November 2020 by Brian Trzupek, Senior Vice President of Emerging Markets, DigiCert

The network is no longer as simple as it was. Where there once was a geographically defined perimeter, walled in with bricks and mortar and propped up by a handful of endpoints and servers - there now sits something much more complex. As Enterprise IT has evolved so too has the difficulty in managing it. For all of the benefits that technological advancement has wrought, each has created new problems.

Modern networks sprawl far past effective human reach, glittering with endpoints, devices and users. Amid that tangle, it is quite easy to leave a component exposed or a credential lying around - unfortunately an attacker needs only one of those to bring an otherwise well secured network tumbling down.

This problem has dogged enterprise security for years, and it has enlarged instep with digital transformation.

Take digital certificates. System administrators have to deal with tonnes of certificates in order to keep data secure. The task of actually overseeing, tracking and managing all that can be a burdensome job for many enterprises.

It’s not just hundreds of one kind of certificate they’re dealing with either. Each comes with their own idiosyncrasies, expiration dates and endpoint vulnerabilities. Admins must often contend with lost or forgotten certs, which can then lead to them unknowingly expiring and opening up downtime that can be critical to a business’ bottom line, whether it be the lack of e-commerce or a network intrusion not being detected, as seen in the Equifax breach. That brings added cost to time, energy and budget not to mention the fact that new documents must be submitted every time a publicly trusted certificate goes through the vetting process. That’s a lot of work and as digital transformations grow the IT infrastructure of the average enterprise, the demand for certificates is ever growing. While enterprises are struggling under that weight - adversaries can slip in.

That’s true of a variety of elements within the enterprise. IoT rollouts are commonly constructed of vast numbers of devices and can be notoriously hard to manage consistently. As the IoT explodes into enterprise IT, it deals with several similar concerns, separate from the all too common in built vulnerabilities that we hear so much about.

Many IoT devices don’t possess the kind of computing power necessary to handle strong encryption on their own. Furthermore, IoT usage often outpaces how quickly IoT security can scale up and with hordes of devices coming online every day, enterprises security has trouble effectively managing them.

Similar problems abound in user identities too. Roles and access privileges proliferate far beyond what users actually need them for and shadow accounts - unmonitored and set up clandestinely - cripple organisations.

These are all headaches of the moment. The fact is that the requirement for quick, ad hoc infrastructure to be spun up and experimental rollouts to be deployed is scaling exponentially with cloud computing. Enterprises increasingly require the agility of cloud computing and CI/CD workflows (Continuous Integration/Continuous Development) to do business, and they require a similar kind of agility in the systems that secure it.

While it might affect multiple parts of the enterprise, this problem has to do with one thing: Management. Enterprises need a scalable architecture that can accommodate the complexity of a modern network and quickly provide a way to integrate PKI services with business processes.
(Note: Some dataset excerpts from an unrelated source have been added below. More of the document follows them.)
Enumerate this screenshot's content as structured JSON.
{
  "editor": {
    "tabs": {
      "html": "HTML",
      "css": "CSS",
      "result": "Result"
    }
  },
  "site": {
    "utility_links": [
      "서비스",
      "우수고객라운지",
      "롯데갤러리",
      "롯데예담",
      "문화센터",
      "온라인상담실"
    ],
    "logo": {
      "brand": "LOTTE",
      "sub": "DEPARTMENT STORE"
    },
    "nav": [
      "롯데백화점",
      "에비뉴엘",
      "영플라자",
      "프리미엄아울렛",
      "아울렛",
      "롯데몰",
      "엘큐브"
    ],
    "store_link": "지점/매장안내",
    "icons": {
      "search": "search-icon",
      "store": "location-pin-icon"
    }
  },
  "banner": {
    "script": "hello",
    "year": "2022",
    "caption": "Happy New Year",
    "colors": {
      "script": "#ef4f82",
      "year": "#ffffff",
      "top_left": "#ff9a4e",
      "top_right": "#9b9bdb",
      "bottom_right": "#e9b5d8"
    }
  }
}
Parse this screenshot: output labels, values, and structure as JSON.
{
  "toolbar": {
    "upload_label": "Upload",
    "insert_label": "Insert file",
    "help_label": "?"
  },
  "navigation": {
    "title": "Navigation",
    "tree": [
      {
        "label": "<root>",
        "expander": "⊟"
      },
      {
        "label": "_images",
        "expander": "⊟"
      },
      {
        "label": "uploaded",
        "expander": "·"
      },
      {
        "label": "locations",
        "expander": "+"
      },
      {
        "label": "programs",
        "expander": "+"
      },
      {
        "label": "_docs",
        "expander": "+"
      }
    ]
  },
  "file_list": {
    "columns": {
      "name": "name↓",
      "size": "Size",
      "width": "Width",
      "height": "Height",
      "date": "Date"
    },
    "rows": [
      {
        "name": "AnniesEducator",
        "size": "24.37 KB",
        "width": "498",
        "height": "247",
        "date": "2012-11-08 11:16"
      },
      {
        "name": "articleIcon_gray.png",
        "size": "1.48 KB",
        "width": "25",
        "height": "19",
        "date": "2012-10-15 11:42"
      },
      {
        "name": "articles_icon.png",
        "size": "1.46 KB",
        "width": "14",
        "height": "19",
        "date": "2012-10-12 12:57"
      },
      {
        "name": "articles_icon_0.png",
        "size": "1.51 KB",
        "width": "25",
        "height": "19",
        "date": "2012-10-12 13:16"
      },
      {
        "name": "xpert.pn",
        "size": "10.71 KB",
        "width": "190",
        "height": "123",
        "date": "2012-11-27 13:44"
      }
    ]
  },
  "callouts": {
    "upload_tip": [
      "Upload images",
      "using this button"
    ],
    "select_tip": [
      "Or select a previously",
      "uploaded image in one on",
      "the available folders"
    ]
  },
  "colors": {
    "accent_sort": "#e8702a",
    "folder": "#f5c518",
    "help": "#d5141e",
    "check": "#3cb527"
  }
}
And then from there, they can centralise and automate the management of these strong identities, certificates, and devices.
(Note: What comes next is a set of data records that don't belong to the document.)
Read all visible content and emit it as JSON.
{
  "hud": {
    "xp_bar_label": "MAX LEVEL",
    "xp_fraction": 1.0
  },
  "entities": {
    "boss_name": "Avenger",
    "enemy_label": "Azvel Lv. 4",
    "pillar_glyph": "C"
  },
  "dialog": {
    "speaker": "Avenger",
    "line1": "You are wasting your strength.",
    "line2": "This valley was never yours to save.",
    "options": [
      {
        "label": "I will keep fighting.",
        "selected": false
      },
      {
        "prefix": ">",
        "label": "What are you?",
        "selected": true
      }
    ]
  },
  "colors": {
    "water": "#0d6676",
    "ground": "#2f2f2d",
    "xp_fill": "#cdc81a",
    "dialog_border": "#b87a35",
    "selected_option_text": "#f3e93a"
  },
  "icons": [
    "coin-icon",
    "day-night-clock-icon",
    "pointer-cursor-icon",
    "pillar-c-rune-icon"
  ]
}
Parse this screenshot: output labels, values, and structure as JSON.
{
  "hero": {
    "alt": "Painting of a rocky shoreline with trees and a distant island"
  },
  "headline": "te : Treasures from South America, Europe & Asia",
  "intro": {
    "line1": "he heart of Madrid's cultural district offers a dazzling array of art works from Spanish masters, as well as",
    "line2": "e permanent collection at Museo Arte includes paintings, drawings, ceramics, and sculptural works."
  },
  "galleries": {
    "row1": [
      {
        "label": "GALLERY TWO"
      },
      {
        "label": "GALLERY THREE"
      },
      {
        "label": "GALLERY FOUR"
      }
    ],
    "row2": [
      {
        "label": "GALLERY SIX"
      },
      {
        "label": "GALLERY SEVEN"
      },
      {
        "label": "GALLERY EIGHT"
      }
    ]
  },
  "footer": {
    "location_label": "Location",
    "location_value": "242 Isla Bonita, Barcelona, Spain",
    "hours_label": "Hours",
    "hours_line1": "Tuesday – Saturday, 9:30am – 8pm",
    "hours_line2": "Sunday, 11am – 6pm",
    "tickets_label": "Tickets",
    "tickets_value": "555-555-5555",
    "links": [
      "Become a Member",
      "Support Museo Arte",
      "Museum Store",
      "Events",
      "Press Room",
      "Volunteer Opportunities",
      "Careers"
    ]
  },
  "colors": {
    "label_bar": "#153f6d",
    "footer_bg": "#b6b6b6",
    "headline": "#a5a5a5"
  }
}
IoT manufacturers need to start provisioning and embedding strong device identity early in the device’s lifecycle while enterprise users can onboard large IoT rollouts by seamlessly deploying identities. The same is true of user identities which can be deployed to large workforces quickly and with little burden on the user. This can all be achieved by using centralised management platforms combined with modern PKI that enables fast deployment across a variety of environments, whether on premises, in the cloud, in-country for government regulatory compliance or a combination of these.

It might be tempting to withdraw when faced with the overbearing weight of a network. With the perimeter heading out of sight and new devices, users and credentials making their way into the enterprise every day - enterprises face a difficult job. But they couldn’t run away from that challenge, even if they wanted to. Centralised PKI management platforms that integrate with server orchestration and management systems are available to ease the load.